Gem. § 90 Abs. 2 S. 2 BVerfGG kommt eine Vorabentscheidung seitens des Bundesverfassungsgerichts ausnahmsweise dann zutrage, wenn der Betroffene durch das Erfordernis der Rechtswegerschöpfung bzw. der Subsidiarität ein schwerer und unabwendbarer Nachteil entstünde oder wenn die sofortige Entscheidung des Gerichts von besonderer allgemeiner Bedeutung ist.

Eine Vorabentscheidung kann dann zweckmäßig und notwendig sein, wenn die aufgeworfene Rechtsfrage von essenzieller verfassungsrechtlicher Relevanz ist und eine Klarstellungsfunktion für eine Vielzahl ähnlicher Fälle schaffen würde (BVerfGE 19, 288).
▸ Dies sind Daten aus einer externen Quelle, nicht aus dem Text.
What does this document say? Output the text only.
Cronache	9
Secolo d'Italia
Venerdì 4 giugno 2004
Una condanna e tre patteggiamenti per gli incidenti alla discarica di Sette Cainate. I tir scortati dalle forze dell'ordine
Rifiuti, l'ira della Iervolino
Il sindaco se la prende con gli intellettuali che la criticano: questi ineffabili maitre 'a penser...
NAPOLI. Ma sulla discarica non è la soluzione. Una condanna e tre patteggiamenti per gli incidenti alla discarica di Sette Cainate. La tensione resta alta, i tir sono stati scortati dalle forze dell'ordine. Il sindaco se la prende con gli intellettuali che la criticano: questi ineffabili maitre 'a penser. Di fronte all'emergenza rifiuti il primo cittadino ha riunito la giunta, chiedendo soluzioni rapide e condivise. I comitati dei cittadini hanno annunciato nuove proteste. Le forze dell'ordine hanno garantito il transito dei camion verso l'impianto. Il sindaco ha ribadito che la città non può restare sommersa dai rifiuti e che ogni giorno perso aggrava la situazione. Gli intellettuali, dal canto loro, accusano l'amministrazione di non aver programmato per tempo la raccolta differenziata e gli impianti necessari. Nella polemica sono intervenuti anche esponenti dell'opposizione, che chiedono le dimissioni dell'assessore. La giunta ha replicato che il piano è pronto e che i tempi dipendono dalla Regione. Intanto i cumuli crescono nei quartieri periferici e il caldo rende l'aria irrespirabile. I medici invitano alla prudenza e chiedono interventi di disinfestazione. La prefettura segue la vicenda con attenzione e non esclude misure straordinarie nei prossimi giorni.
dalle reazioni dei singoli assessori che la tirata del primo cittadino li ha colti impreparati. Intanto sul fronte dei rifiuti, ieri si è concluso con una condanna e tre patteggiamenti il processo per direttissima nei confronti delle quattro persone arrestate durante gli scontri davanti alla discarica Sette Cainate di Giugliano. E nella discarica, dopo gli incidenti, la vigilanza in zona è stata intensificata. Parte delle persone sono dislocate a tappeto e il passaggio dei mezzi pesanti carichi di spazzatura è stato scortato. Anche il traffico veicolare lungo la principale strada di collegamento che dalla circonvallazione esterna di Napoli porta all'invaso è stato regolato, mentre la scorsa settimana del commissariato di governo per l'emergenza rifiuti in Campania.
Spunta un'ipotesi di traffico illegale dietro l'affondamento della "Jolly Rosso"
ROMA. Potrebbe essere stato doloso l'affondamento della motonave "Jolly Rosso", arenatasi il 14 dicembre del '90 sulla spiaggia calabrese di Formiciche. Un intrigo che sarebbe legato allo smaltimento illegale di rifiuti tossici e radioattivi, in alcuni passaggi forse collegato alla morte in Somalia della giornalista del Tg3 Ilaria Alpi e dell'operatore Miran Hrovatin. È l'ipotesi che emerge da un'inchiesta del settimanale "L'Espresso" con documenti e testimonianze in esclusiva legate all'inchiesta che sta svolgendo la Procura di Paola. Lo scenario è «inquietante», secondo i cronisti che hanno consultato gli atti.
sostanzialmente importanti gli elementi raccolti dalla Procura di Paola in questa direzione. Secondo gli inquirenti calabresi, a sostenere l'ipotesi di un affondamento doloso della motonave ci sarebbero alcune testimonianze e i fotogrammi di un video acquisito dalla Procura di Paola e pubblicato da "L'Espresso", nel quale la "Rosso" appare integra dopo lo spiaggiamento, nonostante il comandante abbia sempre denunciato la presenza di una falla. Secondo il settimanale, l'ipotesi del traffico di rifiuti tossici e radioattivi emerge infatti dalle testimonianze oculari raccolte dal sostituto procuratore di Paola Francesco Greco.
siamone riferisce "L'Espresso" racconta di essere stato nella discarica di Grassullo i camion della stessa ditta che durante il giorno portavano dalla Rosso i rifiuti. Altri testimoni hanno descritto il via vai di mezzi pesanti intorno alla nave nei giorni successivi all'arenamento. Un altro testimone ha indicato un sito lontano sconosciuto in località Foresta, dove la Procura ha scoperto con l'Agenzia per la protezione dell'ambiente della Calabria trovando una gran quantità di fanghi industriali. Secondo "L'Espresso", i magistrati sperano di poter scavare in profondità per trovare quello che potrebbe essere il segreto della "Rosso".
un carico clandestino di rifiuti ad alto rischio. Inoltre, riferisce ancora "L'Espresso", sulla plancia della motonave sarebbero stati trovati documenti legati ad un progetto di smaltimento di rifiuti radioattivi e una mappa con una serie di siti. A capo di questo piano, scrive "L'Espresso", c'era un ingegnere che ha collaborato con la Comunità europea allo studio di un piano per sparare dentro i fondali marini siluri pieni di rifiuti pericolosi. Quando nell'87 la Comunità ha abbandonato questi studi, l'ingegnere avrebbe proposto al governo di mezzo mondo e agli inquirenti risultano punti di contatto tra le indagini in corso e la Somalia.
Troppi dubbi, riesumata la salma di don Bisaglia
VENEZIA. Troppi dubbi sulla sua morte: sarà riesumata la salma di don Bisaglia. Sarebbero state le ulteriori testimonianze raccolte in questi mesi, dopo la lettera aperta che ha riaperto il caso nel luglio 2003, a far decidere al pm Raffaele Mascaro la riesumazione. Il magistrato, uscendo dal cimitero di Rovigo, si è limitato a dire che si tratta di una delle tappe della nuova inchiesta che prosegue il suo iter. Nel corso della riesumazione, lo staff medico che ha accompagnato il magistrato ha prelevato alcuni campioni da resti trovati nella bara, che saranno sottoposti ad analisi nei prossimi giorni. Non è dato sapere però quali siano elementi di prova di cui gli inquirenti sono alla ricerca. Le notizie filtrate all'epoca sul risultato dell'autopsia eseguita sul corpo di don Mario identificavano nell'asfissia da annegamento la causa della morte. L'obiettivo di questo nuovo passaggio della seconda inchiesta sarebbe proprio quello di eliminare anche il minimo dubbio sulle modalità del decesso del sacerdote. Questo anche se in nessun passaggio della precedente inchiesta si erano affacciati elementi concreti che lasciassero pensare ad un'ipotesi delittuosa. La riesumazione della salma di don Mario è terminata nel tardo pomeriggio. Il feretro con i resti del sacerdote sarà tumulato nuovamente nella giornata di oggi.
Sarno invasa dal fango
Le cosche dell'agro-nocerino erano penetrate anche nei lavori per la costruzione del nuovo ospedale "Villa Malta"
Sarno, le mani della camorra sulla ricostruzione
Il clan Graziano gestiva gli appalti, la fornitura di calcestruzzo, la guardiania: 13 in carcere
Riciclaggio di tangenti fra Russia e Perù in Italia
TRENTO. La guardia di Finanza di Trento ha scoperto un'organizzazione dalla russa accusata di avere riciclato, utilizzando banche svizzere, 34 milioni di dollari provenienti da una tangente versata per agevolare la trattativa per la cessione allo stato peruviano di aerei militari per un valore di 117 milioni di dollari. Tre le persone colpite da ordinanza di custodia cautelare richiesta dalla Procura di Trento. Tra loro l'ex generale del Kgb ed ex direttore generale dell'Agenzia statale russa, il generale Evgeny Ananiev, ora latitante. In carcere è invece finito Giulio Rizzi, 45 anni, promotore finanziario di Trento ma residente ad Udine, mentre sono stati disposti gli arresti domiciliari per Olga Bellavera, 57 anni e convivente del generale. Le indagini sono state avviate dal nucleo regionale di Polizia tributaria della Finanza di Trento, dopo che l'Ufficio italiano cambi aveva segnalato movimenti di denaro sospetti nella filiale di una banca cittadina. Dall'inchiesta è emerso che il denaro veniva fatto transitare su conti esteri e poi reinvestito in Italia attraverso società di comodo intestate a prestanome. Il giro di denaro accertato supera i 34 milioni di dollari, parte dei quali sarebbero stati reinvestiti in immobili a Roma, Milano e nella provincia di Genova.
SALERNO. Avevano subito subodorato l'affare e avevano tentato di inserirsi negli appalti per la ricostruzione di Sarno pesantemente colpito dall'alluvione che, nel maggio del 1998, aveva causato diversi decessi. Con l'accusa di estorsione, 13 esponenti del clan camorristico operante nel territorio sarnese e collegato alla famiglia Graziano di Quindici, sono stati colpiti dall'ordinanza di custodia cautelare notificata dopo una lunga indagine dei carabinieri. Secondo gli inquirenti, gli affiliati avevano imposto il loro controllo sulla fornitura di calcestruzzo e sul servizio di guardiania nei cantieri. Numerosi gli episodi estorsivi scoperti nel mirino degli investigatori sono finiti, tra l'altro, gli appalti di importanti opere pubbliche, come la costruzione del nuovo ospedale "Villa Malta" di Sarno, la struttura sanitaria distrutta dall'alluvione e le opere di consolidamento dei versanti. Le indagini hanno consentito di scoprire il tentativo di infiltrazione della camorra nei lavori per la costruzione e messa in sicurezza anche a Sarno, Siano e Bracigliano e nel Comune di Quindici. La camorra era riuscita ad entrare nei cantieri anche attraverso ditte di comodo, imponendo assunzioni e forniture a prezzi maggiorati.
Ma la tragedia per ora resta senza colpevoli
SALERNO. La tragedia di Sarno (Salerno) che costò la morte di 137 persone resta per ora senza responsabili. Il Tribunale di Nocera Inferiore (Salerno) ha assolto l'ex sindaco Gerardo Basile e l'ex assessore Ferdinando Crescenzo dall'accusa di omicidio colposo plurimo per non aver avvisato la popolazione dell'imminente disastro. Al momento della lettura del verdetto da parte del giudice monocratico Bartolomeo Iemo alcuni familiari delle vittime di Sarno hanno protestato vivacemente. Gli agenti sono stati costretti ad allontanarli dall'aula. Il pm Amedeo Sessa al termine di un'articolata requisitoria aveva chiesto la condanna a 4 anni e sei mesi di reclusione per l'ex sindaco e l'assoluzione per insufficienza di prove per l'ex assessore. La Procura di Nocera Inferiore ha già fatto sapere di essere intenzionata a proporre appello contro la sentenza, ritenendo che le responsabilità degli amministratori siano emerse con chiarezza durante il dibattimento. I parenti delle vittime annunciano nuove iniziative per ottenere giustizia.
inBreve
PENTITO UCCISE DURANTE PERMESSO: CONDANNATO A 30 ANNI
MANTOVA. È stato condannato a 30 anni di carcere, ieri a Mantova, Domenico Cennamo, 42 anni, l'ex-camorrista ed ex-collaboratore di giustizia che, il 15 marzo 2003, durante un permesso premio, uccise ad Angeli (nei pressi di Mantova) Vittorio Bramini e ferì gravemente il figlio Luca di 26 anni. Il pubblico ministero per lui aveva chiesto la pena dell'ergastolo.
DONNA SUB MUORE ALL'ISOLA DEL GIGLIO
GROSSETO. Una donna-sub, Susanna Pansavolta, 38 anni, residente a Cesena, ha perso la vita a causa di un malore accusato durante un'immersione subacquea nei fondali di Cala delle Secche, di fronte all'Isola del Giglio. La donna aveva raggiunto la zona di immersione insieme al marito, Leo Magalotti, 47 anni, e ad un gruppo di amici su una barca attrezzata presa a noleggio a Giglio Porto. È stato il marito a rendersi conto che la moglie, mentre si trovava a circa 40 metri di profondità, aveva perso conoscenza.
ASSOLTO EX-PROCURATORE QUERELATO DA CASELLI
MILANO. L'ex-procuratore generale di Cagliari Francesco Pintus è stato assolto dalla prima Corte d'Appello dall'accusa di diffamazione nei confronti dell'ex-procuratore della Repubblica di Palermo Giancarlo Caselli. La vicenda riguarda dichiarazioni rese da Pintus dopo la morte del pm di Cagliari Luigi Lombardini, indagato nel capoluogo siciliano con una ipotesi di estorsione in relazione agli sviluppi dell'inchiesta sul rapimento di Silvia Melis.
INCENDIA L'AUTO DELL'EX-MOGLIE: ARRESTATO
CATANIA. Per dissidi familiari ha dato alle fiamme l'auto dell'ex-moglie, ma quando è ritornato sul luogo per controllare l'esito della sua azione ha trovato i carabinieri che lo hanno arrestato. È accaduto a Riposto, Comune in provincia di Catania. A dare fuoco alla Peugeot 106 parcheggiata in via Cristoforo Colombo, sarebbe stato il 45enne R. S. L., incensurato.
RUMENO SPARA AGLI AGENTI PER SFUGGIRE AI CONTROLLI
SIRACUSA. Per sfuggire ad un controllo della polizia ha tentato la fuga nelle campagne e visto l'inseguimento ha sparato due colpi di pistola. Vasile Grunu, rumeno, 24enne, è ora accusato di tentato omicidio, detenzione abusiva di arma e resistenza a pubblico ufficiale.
Ein reines politisches Interesse oder etwaiges Aufsehen auf Grund von Prominenz des Betroffenen genügt nicht.

Ein schwerer unabwendbarer Nachteil liegt nur in sehr seltenen Fällen vor, bspw. dann, wenn die Verjährung der Verfolgung eingetreten ist und der Betroffene in seinen Persönlichkeitsrechten belastet wird.

Ein reiner finanzieller Nachteil reicht nicht aus (BVerfGE 9, 120).